Мы от рабочих, на берегу Волги невольно «подслушивая» их разговоры, познавали ответы на такие вопросы. Поэтому-то и кричали «Бей буржуев!». Неграмотный сторож, старик дядя Митя, меня просветил в какой-то части по вопросам такого рода. А школьные преподаватели молчали!
Дело в том, что то были преподаватели старой, дореволюционной школы, люди, так сказать, «промежуточного» класса – интеллигенция. Шла Гражданская война. Еще нельзя было сказать, чья возьмет: революция или контрреволюция. Тем более, что и в нашей стране и на Западе находились «пророки», кричавшие: «Дни большевиков сочтены». «Так не лучше ли подождать, помолчать?», - могли рассуждать упомянутые педагоги, чтобы не оказаться в опале ни у «красных» ни у «белых».

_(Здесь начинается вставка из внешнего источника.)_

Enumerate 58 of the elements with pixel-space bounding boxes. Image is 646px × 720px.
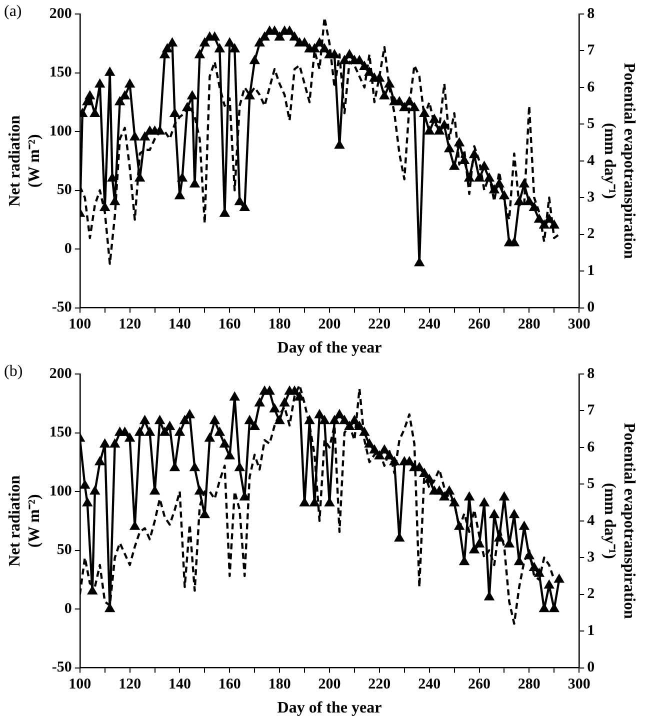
x-tick-label: 200 [318,316,341,333]
x-tick-label: 160 [218,316,241,333]
y2-tick-label: 4 [587,512,596,529]
y-tick-label: 0 [64,600,72,617]
x-tick-label: 120 [118,676,142,693]
x-axis-title: Day of the year [277,700,382,717]
y2-tick-label: 2 [587,586,595,602]
y2-tick-label: 0 [587,660,595,676]
x-tick-label: 220 [368,316,391,333]
y-tick-label: -50 [52,660,72,676]
y-tick-label: 50 [56,542,72,558]
y-tick-label: 50 [56,182,72,198]
x-tick-label: 300 [568,316,590,333]
y-tick-label: 0 [64,240,72,257]
y-tick-label: 150 [49,64,72,81]
x-tick-label: 140 [168,316,191,333]
y-tick-label: -50 [52,300,72,316]
y2-tick-label: 3 [587,550,595,566]
y-axis-title: Net radiation (W m⁻²) [6,115,43,206]
y2-tick-label: 1 [587,262,595,279]
x-tick-label: 180 [268,676,291,693]
y2-tick-label: 5 [587,476,595,492]
y-axis-title: Net radiation (W m⁻²) [6,475,43,566]
x-tick-label: 160 [218,676,241,693]
y2-tick-label: 6 [587,79,596,96]
y2-tick-label: 8 [587,6,595,22]
y2-tick-label: 7 [587,42,596,59]
y2-axis-title: Potential evapotranspiration (mm day⁻¹) [601,62,638,259]
x-tick-label: 300 [568,676,590,693]
y2-axis-title: Potential evapotranspiration (mm day⁻¹) [601,422,638,619]
y-tick-label: 100 [49,123,72,140]
y-tick-label: 150 [49,424,72,441]
x-tick-label: 280 [518,316,540,333]
x-tick-label: 120 [118,316,142,333]
x-tick-label: 240 [418,316,441,333]
x-axis-title: Day of the year [277,340,382,357]
x-tick-label: 220 [368,676,391,693]
y2-tick-label: 8 [587,366,595,382]
x-tick-label: 180 [268,316,291,333]
y2-tick-label: 0 [587,300,595,316]
x-tick-label: 200 [318,676,341,693]
y2-tick-label: 3 [587,190,595,206]
y-tick-label: 200 [49,366,72,382]
x-tick-label: 240 [418,676,441,693]
y2-tick-label: 6 [587,439,596,456]
x-tick-label: 140 [168,676,191,693]
text: (b) [4,363,23,380]
x-tick-label: 260 [468,316,491,333]
text: (a) [4,3,22,20]
x-tick-label: 260 [468,676,491,693]
y-tick-label: 200 [49,6,72,22]
y2-tick-label: 7 [587,402,596,419]
y-tick-label: 100 [49,483,72,500]
x-tick-label: 280 [518,676,540,693]
y2-tick-label: 1 [587,622,595,639]
y2-tick-label: 5 [587,116,595,132]
y2-tick-label: 4 [587,152,596,169]
y2-tick-label: 2 [587,226,595,242]
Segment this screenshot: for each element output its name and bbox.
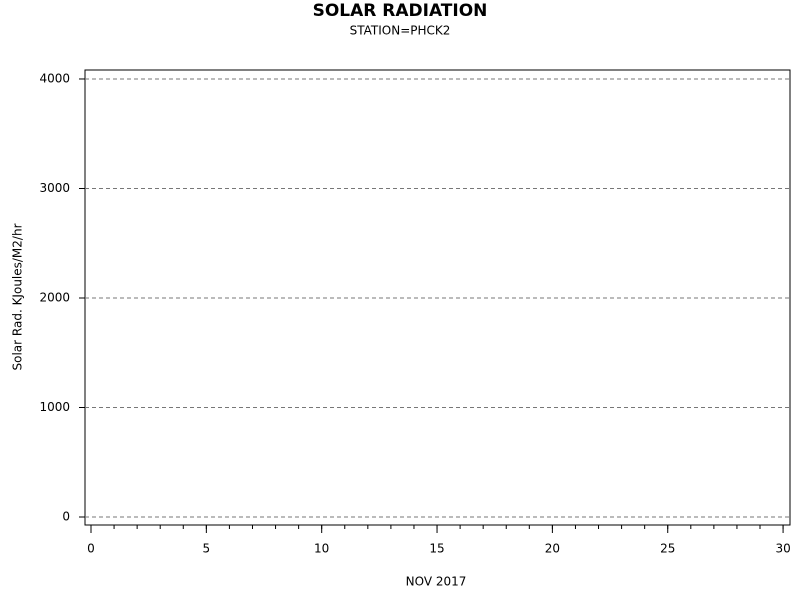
y-tick-label: 1000 — [39, 400, 70, 414]
y-tick-label: 0 — [62, 510, 70, 524]
x-tick-label: 0 — [87, 542, 95, 556]
y-tick-label: 2000 — [39, 290, 70, 304]
y-tick-label: 3000 — [39, 181, 70, 195]
chart-title: SOLAR RADIATION — [313, 1, 488, 21]
y-tick-label: 4000 — [39, 71, 70, 85]
x-axis-label: NOV 2017 — [406, 575, 467, 589]
chart-subtitle: STATION=PHCK2 — [350, 24, 451, 38]
x-tick-label: 30 — [775, 542, 790, 556]
x-tick-label: 5 — [203, 542, 211, 556]
x-tick-label: 10 — [314, 542, 329, 556]
x-tick-label: 15 — [429, 542, 444, 556]
y-axis-label: Solar Rad. KJoules/M2/hr — [11, 223, 25, 370]
x-tick-label: 25 — [660, 542, 675, 556]
x-tick-label: 20 — [545, 542, 560, 556]
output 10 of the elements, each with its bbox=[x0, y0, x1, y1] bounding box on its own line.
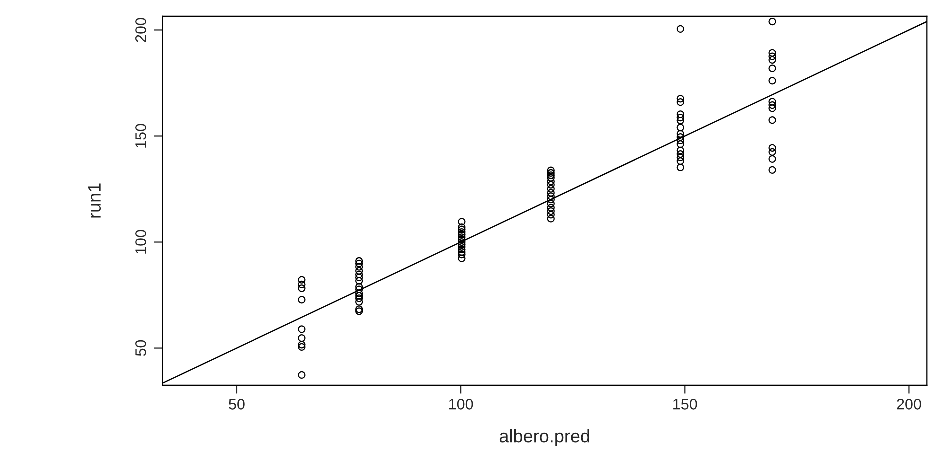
y-tick-label: 150 bbox=[136, 124, 146, 148]
y-axis-title: run1 bbox=[88, 184, 102, 218]
x-tick-label: 50 bbox=[229, 399, 245, 410]
x-tick-label: 100 bbox=[449, 399, 474, 410]
x-tick-label: 150 bbox=[674, 399, 698, 410]
y-tick-label: 200 bbox=[136, 18, 146, 42]
x-axis-title: albero.pred bbox=[500, 430, 590, 446]
y-tick-label: 100 bbox=[136, 230, 146, 254]
y-tick-label: 50 bbox=[136, 340, 146, 356]
x-tick-label: 200 bbox=[897, 399, 922, 410]
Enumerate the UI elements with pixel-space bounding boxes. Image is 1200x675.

Запомнился и такой тип педагога, как Федор Иванович Шитов, обучавший нас рисованию: лет немногим более сорока, упитанный щеголь, отличавшийся изысканными манерами и позами, с прилизанными бриолином волосами. Помню и суть его вступительного слова при первой нашей встрече.
– «Представьте себе, - говорил он, - что все вы, не знающие французского языка, оказались в Париже. Останетесь голодными! А умея рисовать, будете сыты. Войдете в ресторан, нарисуете курицу, и вам подадут румяную, жареную курицу. Нарисуете рака – подадут красных вареных раков, столь вкусных с пивом».



В.Маковский. «Ловля раков», 1880-е гг.